As far as the negotiations go, they will be conducted over the phone, using email for any documents that need to be exchanged. I am nominally negotiating with the CEO, but the board makes the final decision. At present the organization is very small and things are quite cozy so I know everyone involved. Some I've worked with for years, others are just acquaintances. I should note that at present, I am nominally an Executive Officer with the organization.

A lot of my business decisions dealing with them up till now have been based on my goodwill (possibly foolishly) with the expectation that when we got down to negotiations, that my goodwill would be reciprocated. Now, I'm a bit worried that they expect me to continue to be charitable during the negotiations as this is philanthropically inclined group. Or maybe they genuinely don't understand the value of my services. Probably a combination of both.

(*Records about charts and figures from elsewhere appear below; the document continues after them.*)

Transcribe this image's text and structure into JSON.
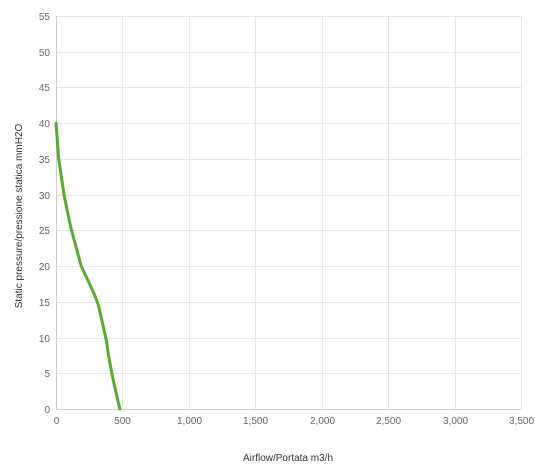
{
  "chart_data": {
    "type": "line",
    "xlabel": "Airflow/Portata m3/h",
    "ylabel": "Static pressure/pressione statica mmH2O",
    "xlim": [
      0,
      3500
    ],
    "ylim": [
      0,
      55
    ],
    "x_ticks": [
      0,
      500,
      1000,
      1500,
      2000,
      2500,
      3000,
      3500
    ],
    "x_tick_labels": [
      "0",
      "500",
      "1,000",
      "1,500",
      "2,000",
      "2,500",
      "3,000",
      "3,500"
    ],
    "y_ticks": [
      0,
      5,
      10,
      15,
      20,
      25,
      30,
      35,
      40,
      45,
      50,
      55
    ],
    "y_tick_labels": [
      "0",
      "5",
      "10",
      "15",
      "20",
      "25",
      "30",
      "35",
      "40",
      "45",
      "50",
      "55"
    ],
    "grid": true,
    "legend": "none",
    "colors": {
      "series": "#5aaa32",
      "grid": "#e6e6e6"
    },
    "series": [
      {
        "x": [
          0,
          20,
          60,
          110,
          190,
          240,
          290,
          320,
          350,
          380,
          395,
          425,
          480
        ],
        "y": [
          40,
          35,
          30,
          25.5,
          20,
          18,
          16,
          14.5,
          12,
          9.5,
          7.5,
          4.5,
          0
        ]
      }
    ]
  }
}
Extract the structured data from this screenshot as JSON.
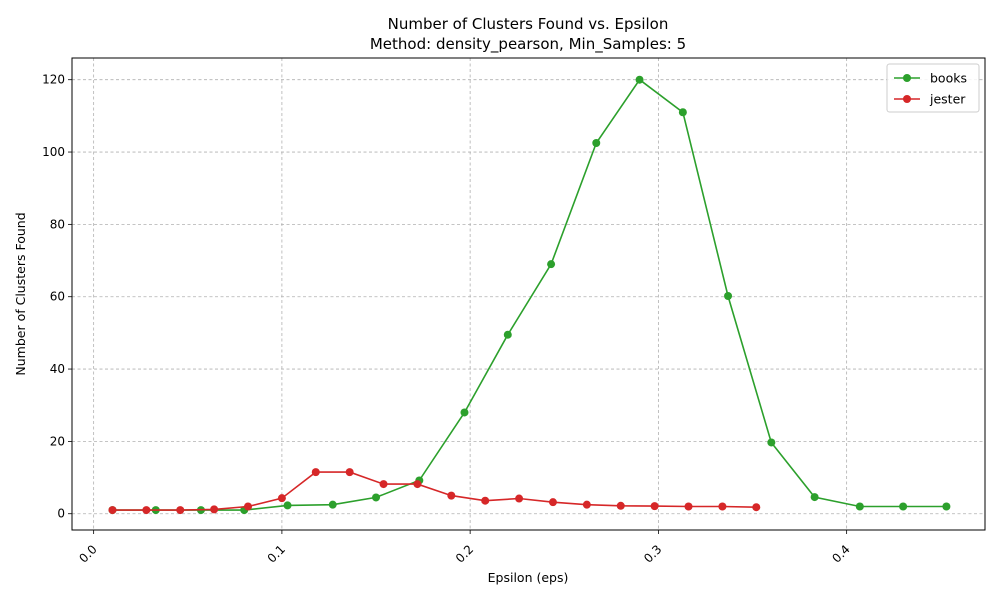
{
  "chart_data": {
    "type": "line",
    "title": "Number of Clusters Found vs. Epsilon",
    "subtitle": "Method: density_pearson, Min_Samples: 5",
    "xlabel": "Epsilon (eps)",
    "ylabel": "Number of Clusters Found",
    "xlim": [
      -0.0115,
      0.4735
    ],
    "ylim": [
      -4.5,
      126
    ],
    "xticks": [
      0.0,
      0.1,
      0.2,
      0.3,
      0.4
    ],
    "xtick_labels": [
      "0.0",
      "0.1",
      "0.2",
      "0.3",
      "0.4"
    ],
    "yticks": [
      0,
      20,
      40,
      60,
      80,
      100,
      120
    ],
    "ytick_labels": [
      "0",
      "20",
      "40",
      "60",
      "80",
      "100",
      "120"
    ],
    "grid": true,
    "legend_position": "top-right",
    "series": [
      {
        "name": "books",
        "color": "#2ca02c",
        "x": [
          0.01,
          0.033,
          0.057,
          0.08,
          0.103,
          0.127,
          0.15,
          0.173,
          0.197,
          0.22,
          0.243,
          0.267,
          0.29,
          0.313,
          0.337,
          0.36,
          0.383,
          0.407,
          0.43,
          0.453
        ],
        "y": [
          1,
          1,
          1,
          1,
          2.3,
          2.5,
          4.5,
          9.2,
          28,
          49.5,
          69,
          102.5,
          120,
          111,
          60.2,
          19.7,
          4.6,
          2,
          2,
          2
        ]
      },
      {
        "name": "jester",
        "color": "#d62728",
        "x": [
          0.01,
          0.028,
          0.046,
          0.064,
          0.082,
          0.1,
          0.118,
          0.136,
          0.154,
          0.172,
          0.19,
          0.208,
          0.226,
          0.244,
          0.262,
          0.28,
          0.298,
          0.316,
          0.334,
          0.352
        ],
        "y": [
          1,
          1,
          1,
          1.2,
          2,
          4.3,
          11.5,
          11.5,
          8.2,
          8.2,
          5,
          3.6,
          4.2,
          3.2,
          2.5,
          2.2,
          2.1,
          2,
          2,
          1.8
        ]
      }
    ]
  }
}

One of the things I'm really trying to get across in the negotiations that I am not in the financial position to be an altruist, and since the org is not relying on charity for financial solvency, I don't think I have any duty to be altruistic beyond taking a risk by working for free, without any type of contract, when things are still up in the air. That's why I'm looking for parallels in the for profit sector, so I can say "if this were a traditional business, I would be getting X, you are offering me Y. Since Y
Does that sound like a fair line of reasoning?

posted by Cardboardbox at 7:25 PM on April 10, 2008


oops,the end of that last paragraph got cutoff because I tried to use a "less than" symbol. Must have messed with the html stripping. It should read:

Since Y (lessthan) X, I see the the difference (X-Y) as an amount that I am essentially being asked to donate to the org.